Lab Infrastructure: the VM fleet outside OpenShift

The supporting VM platform that sits outside OpenShift — edge ingress, DNS, object storage, secret store, image mirror, CI, and observability — and why each piece lives on a VM rather than inside a cluster.

A working OpenShift fleet is not just OpenShift. It needs a DNS plane, an ingress edge, an image mirror, a secret store, durable object storage, a build system, and at least one place to look at what is happening. In this lab every one of those sits on a small Linux VM next to the clusters, never inside them. This section documents that VM platform.

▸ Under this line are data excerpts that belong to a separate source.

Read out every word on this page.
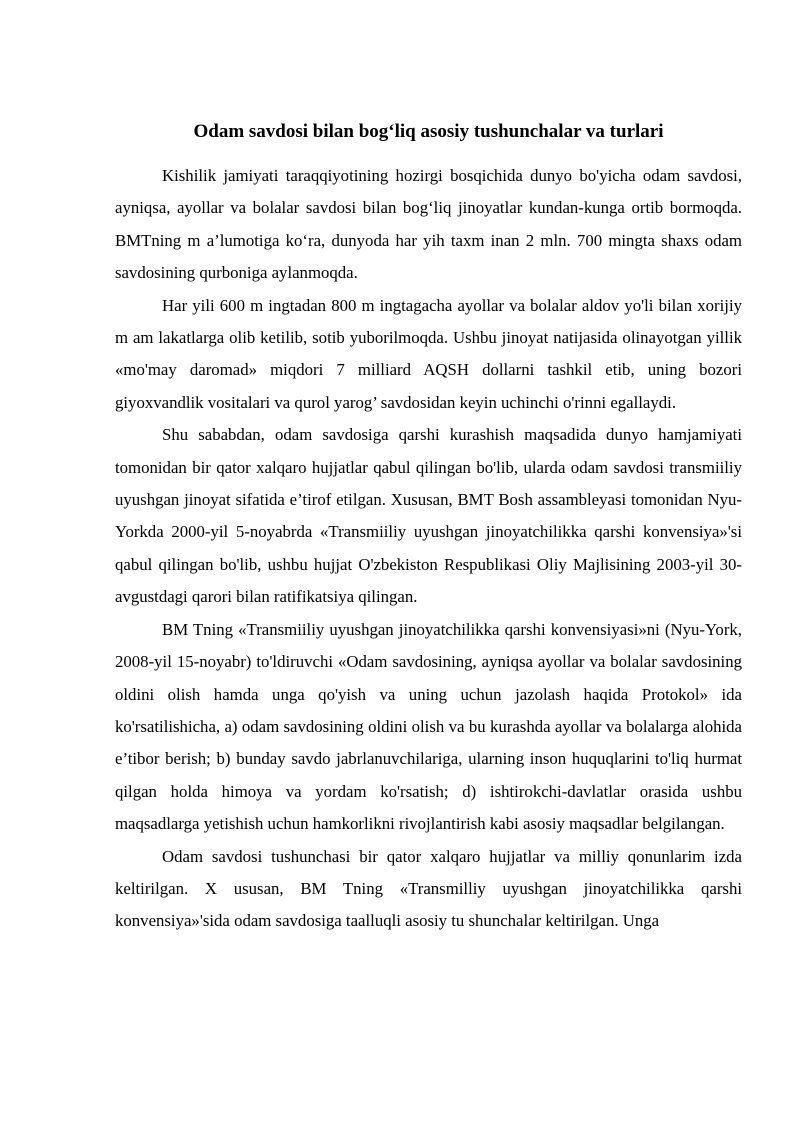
Odam savdosi bilan bog‘liq asosiy tushunchalar va turlari

Kishilik jamiyati taraqqiyotining hozirgi bosqichida dunyo bo'yicha odam savdosi, ayniqsa, ayollar va bolalar savdosi bilan bog‘liq jinoyatlar kundan-kunga ortib bormoqda. BMTning m a’lumotiga ko‘ra, dunyoda har yih taxm inan 2 mln. 700 mingta shaxs odam savdosining qurboniga aylanmoqda.

Har yili 600 m ingtadan 800 m ingtagacha ayollar va bolalar aldov yo'li bilan xorijiy m am lakatlarga olib ketilib, sotib yuborilmoqda. Ushbu jinoyat natijasida olinayotgan yillik «mo'may daromad» miqdori 7 milliard AQSH dollarni tashkil etib, uning bozori giyoxvandlik vositalari va qurol yarog’ savdosidan keyin uchinchi o'rinni egallaydi.

Shu sababdan, odam savdosiga qarshi kurashish maqsadida dunyo hamjamiyati tomonidan bir qator xalqaro hujjatlar qabul qilingan bo'lib, ularda odam savdosi transmiiliy uyushgan jinoyat sifatida e’tirof etilgan. Xususan, BMT Bosh assambleyasi tomonidan Nyu-Yorkda 2000-yil 5-noyabrda «Transmiiliy uyushgan jinoyatchilikka qarshi konvensiya»'si qabul qilingan bo'lib, ushbu hujjat O'zbekiston Respublikasi Oliy Majlisining 2003-yil 30-avgustdagi qarori bilan ratifikatsiya qilingan.

BM Tning «Transmiiliy uyushgan jinoyatchilikka qarshi konvensiyasi»ni (Nyu-York, 2008-yil 15-noyabr) to'ldiruvchi «Odam savdosining, ayniqsa ayollar va bolalar savdosining oldini olish hamda unga qo'yish va uning uchun jazolash haqida Protokol» ida ko'rsatilishicha, a) odam savdosining oldini olish va bu kurashda ayollar va bolalarga alohida e’tibor berish; b) bunday savdo jabrlanuvchilariga, ularning inson huquqlarini to'liq hurmat qilgan holda himoya va yordam ko'rsatish; d) ishtirokchi-davlatlar orasida ushbu maqsadlarga yetishish uchun hamkorlikni rivojlantirish kabi asosiy maqsadlar belgilangan.

Odam savdosi tushunchasi bir qator xalqaro hujjatlar va milliy qonunlarim izda keltirilgan. X ususan, BM Tning «Transmilliy uyushgan jinoyatchilikka qarshi konvensiya»'sida odam savdosiga taalluqli asosiy tu shunchalar keltirilgan. Unga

This page is the orientation map. Subsections drill into each VM family: the libvirt+cloud-init build pattern, PowerDNS, HAProxy, MinIO, Vault. The image supply chain (Nexus), CI (Jenkins), and observability (SigNoz / monitoring-0) live in adjacent sections under this same top-level — they share the platform conventions described here.

The fleet, in one picture

HAProxy is the only public-facing component. Everything else is reachable only on the private 30.30.0.0/16 lab bridge, and is exposed selectively through HAProxy’s *.apps.sub.comptech-lab.com wildcard when a public hostname is needed. OpenShift clusters get their own ingress (the in-cluster OpenShift router) — they do not ride this HAProxy. That boundary is set by ADR 0005 and reinforced in the HAProxy subsection.

What each VM family does

FamilyHostnamesRole
HAProxy edgehaproxy (private only)Public+private TLS edge for the platform VM fleet. ~40 frontend/backend blocks, SNI passthrough to a loopback re-decrypt with the Let’s Encrypt wildcard cert. Off-limits for OpenShift Routes.
PowerDNSpdns.local; lab resolver on the recursor IPAuthoritative DNS for sub.comptech-lab.com (PowerDNS Authoritative 4.8.3 over SQLite) and a recursor (PowerDNS Recursor 4.9.3) that every other lab VM points to. Forwards lab subdomain locally, everything else to public resolvers.
MinIOminio.sub.comptech-lab.com, minio-console.apps.sub.comptech-lab.comS3-compatible object store. Hosts Loki/Tempo storage, Quay backing store, OADP backups, CI evidence, Vault Raft snapshots.
Vault OSSvault.sub.comptech-lab.com (DNS RR to 3 raft voters), vault-seal-0HashiCorp Vault OSS 1.21.1 on dedicated VMs. Three-node Raft cluster auto-unsealed against a separate single-node transit-seal Vault. Backs ESO in both OpenShift clusters.
Nexusnexus.apps, mirror-registry.apps, docker-group.apps, app-registry.appsSonatype Nexus on a single VM exposing three independent Docker endpoints: install mirror, dev pull-through, app push target. Detailed under §3 of the docs site.
Jenkins + agentjenkins.apps, jenkins-agent-0Single-controller LTS Jenkins on Ubuntu, dedicated build-agent VM with Podman/Buildah/Skopeo/Trivy. Detailed under §4.
GitLabgitlab.apps.sub.comptech-lab.comSelf-hosted GitLab CE; canonical source of truth for the platform GitOps repo (openshift-platform-gitops). Detailed under §8.
SigNozsignoz.appsSigNoz EE Docker-Compose VM. The intended production OTLP/UI track.
monitoring-0monitoring.apps, grafana.apps, *.mon.sub.comptech-lab.comNative-systemd LGTM stack (Grafana, Prometheus, Alertmanager, Loki, Tempo, Pyroscope, Alloy). Learning sandbox, not a production destination.
docker-runtime-vmdocker-runtime.sub.comptech-lab.comUbuntu host running Docker Engine 29 / Podman / Buildx as a non-OpenShift app target (paused OpenShift-app delivery track).
DefectDojo / Trivy / WSO2 / Kafka / Redisvarious *.apps.sub.comptech-lab.comAdjacent platform VMs. Touched in their own sections.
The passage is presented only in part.